Thanks,I tightened the plastic nuts as best I could and it seemed to work...It rolled nice without loosening all day!


----------



## 6126 (May 9, 2010)

I never had any luck with the Wooster frames myself. Same problems you mentioned. Im not sure who makes them, but I use the blue plastic frames from SW. So far, no problems and I use them quite a bit.


----------



## mblosik (Jan 3, 2009)

yeah.....ditto on the blue frames from sw....they rock.


----------



## JNLP (Dec 13, 2007)

I have had the same old style Wide Boy with the wingnuts for about 8 years using quite often (probably 60+ new constructions houses, 20-30 residential repaints, and some other odd jobs) and never had a problem with it minus losing the nut a few times, but later located it in my dirty overloaded tool bag. :thumbsup:


----------



## JoseyWales (Jan 8, 2011)

JNLP said:


> I have had the same old style Wide Boy with the wingnuts for about 8 years using quite often (probably 60+ new constructions houses, 20-30 residential repaints, and some other odd jobs) and never had a problem with it minus losing the nut a few times, but later located it in my dirty overloaded tool bag. :thumbsup:


I just tried the 14" Wooster cage for that wide sleeve and it worked excellent..It felt just like a regular sized Wooster cage when working out of a tray...The great benefit of a cage is that you can get right into all the corners....That's huge when you are rolling ceilings.

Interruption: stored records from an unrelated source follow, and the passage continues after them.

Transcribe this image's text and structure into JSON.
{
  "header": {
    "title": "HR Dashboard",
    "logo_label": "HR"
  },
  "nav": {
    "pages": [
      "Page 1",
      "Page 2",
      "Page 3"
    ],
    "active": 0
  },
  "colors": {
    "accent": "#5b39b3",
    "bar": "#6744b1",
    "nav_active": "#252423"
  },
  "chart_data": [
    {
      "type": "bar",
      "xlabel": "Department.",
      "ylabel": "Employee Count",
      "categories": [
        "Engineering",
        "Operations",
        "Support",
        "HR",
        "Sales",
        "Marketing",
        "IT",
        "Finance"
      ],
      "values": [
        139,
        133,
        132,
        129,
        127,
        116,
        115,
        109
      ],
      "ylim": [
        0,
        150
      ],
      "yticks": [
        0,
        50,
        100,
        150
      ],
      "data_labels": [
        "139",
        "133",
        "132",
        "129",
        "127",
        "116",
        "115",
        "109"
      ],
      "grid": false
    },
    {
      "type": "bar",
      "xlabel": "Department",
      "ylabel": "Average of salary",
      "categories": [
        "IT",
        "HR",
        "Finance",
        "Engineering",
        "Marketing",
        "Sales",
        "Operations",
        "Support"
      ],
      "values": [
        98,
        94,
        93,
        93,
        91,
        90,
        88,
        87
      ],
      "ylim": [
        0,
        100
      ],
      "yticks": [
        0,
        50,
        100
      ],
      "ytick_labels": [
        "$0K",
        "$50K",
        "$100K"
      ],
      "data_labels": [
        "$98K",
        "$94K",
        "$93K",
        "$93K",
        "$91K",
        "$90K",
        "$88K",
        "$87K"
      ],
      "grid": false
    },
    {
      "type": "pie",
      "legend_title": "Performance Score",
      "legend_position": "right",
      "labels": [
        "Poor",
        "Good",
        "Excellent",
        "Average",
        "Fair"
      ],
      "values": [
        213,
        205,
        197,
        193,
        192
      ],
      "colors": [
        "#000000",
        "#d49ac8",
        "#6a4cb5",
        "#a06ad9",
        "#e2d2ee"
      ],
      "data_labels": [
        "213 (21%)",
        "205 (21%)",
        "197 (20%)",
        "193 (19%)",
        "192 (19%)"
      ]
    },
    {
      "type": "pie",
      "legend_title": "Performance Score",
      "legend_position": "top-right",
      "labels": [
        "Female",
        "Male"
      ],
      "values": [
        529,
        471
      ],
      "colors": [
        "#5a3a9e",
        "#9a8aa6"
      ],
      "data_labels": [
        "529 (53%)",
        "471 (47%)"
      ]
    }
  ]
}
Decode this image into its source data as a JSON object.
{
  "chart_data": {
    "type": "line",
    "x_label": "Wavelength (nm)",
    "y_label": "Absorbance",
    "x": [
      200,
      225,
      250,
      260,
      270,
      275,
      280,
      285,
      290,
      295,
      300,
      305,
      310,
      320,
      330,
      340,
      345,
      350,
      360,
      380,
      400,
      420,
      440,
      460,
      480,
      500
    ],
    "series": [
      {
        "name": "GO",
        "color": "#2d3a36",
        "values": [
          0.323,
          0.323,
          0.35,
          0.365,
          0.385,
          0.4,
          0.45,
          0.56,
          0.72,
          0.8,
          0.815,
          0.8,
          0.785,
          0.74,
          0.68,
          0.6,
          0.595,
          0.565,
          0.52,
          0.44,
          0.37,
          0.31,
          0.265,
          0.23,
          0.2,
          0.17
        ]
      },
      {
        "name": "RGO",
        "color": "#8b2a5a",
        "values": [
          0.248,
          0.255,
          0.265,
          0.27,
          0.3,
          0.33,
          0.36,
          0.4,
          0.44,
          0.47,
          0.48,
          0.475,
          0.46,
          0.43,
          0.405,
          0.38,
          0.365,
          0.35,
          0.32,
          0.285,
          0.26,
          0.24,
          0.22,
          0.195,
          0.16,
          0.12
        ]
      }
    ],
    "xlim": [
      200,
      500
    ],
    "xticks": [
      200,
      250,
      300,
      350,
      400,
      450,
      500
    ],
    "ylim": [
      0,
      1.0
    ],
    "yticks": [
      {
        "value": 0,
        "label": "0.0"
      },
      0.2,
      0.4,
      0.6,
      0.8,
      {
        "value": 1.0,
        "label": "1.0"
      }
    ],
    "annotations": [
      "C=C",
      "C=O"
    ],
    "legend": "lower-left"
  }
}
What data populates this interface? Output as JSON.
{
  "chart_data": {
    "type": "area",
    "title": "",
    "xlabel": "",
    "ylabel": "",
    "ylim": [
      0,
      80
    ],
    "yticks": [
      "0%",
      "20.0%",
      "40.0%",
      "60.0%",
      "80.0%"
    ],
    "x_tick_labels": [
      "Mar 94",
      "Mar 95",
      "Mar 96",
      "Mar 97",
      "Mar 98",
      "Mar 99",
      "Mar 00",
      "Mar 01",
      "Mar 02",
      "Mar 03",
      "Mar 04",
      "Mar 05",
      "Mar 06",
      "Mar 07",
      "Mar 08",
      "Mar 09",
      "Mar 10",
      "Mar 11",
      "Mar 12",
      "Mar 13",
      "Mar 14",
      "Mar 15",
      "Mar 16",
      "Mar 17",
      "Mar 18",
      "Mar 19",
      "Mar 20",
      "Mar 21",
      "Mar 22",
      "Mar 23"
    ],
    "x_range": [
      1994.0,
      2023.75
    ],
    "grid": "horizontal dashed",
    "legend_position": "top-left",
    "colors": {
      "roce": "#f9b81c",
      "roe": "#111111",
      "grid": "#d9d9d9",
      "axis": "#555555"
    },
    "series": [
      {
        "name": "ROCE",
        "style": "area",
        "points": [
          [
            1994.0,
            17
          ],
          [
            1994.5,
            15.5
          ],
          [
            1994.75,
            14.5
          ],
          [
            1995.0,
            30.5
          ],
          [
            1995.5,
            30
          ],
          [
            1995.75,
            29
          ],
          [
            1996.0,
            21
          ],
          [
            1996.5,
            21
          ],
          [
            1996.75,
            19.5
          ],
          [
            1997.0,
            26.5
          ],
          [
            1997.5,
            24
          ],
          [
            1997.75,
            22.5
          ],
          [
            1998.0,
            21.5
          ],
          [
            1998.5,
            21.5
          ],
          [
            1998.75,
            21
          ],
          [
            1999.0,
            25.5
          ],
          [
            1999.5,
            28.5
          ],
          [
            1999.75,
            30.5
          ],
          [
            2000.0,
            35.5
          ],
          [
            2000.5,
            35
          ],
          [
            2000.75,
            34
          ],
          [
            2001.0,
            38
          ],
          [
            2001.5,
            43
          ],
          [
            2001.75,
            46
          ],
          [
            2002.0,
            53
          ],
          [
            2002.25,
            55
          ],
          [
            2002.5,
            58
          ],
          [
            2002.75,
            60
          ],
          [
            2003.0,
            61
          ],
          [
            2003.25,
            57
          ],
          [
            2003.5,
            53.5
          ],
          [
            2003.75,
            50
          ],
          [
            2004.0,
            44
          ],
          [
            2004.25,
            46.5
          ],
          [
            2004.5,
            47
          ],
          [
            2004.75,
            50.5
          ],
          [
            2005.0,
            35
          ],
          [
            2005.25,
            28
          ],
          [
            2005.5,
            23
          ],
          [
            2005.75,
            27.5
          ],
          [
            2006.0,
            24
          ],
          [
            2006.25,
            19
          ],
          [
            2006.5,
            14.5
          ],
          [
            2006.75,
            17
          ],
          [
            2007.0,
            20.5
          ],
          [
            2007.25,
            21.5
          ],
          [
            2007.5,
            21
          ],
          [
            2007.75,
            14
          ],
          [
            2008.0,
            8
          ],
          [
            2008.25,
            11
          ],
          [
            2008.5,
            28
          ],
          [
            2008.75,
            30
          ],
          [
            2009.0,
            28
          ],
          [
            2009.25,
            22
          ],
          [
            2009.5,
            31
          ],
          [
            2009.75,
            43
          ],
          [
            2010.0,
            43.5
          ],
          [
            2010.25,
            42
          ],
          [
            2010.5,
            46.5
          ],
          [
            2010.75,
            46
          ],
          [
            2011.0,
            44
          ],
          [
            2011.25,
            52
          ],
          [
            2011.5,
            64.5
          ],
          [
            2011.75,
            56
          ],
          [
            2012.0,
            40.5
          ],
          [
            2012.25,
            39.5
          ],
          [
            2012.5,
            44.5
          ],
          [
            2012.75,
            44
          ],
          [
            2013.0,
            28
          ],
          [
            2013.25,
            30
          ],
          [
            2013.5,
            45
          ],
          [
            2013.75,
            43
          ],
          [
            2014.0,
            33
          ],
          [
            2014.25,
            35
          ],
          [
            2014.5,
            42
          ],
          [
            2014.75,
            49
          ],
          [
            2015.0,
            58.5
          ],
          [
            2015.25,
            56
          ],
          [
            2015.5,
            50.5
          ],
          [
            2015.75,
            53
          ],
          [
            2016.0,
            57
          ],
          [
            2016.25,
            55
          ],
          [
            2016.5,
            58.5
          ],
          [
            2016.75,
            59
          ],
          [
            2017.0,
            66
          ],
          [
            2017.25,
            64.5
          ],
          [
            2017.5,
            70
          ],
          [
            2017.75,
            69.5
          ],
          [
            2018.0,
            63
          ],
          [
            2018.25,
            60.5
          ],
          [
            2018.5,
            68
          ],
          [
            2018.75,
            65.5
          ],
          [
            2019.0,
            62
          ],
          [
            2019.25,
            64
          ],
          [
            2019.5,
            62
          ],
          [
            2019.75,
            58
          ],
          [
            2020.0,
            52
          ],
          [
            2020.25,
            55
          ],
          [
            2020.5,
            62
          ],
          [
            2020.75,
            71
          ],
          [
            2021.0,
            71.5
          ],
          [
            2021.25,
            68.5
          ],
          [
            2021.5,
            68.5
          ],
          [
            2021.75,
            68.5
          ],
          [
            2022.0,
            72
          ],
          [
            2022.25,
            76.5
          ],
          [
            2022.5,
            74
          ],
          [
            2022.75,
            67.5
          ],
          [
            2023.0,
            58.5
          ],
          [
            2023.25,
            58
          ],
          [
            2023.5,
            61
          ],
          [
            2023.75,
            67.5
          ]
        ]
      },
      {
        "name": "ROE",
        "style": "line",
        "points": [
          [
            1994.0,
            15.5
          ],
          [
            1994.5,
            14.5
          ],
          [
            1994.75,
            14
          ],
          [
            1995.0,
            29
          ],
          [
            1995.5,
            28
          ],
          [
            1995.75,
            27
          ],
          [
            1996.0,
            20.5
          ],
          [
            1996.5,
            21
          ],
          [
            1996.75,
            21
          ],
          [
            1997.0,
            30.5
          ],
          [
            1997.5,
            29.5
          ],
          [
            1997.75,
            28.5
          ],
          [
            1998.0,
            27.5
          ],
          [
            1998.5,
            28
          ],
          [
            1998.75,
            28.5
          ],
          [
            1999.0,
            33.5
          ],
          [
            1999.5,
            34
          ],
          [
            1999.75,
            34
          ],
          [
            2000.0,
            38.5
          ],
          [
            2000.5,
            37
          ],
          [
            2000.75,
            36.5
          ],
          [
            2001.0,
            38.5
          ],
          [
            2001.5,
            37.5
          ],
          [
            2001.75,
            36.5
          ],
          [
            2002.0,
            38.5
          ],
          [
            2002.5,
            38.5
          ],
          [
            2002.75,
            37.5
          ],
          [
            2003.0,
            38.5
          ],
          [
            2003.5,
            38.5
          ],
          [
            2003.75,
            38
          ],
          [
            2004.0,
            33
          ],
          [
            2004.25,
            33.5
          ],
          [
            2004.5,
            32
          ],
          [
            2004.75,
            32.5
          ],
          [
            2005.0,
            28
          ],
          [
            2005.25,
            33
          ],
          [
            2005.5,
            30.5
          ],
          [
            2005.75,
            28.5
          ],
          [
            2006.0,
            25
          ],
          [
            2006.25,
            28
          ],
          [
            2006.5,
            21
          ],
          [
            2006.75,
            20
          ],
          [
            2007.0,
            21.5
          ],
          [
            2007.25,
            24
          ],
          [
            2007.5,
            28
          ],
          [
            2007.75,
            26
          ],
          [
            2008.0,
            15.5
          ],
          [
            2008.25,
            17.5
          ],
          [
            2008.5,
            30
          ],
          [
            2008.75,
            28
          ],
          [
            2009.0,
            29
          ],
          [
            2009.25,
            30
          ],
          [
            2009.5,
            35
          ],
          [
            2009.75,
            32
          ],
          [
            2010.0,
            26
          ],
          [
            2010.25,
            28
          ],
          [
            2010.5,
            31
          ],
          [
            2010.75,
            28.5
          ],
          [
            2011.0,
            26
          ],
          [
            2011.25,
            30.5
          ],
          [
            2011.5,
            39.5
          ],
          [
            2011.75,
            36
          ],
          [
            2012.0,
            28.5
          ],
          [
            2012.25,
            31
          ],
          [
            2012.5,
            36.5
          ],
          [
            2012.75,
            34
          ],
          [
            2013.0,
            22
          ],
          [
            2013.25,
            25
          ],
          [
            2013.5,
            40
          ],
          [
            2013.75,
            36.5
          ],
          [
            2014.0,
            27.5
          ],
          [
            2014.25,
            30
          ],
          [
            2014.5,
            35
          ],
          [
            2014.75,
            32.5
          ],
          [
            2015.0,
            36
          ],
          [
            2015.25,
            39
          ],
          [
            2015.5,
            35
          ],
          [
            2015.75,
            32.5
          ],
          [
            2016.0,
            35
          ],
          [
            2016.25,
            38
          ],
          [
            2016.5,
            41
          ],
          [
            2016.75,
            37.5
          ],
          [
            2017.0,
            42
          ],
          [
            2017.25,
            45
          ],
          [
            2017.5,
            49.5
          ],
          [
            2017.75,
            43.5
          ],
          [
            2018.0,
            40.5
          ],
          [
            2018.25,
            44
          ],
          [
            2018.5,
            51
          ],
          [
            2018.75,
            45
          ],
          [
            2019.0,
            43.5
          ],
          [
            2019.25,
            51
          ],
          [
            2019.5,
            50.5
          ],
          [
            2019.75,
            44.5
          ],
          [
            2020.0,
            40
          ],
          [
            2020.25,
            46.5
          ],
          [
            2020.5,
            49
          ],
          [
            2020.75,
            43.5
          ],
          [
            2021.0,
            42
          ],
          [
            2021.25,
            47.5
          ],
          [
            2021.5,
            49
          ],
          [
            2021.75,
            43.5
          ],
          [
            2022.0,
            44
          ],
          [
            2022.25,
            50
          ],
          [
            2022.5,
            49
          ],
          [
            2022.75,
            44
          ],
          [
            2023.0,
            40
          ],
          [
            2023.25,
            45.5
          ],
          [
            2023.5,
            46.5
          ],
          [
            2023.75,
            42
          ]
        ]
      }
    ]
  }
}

I didn't like working that wide cage out of the Wooster Bucket...The tray is much better as it loads the paint more evenly over the sleeve.

For the time being i'm going to use the cage instead of the Wide Boy Hulk...I'm not a big fan of the pole angle produced from that tool....When you get down low to the baseboard you can scrape the wall if you are not careful.


----------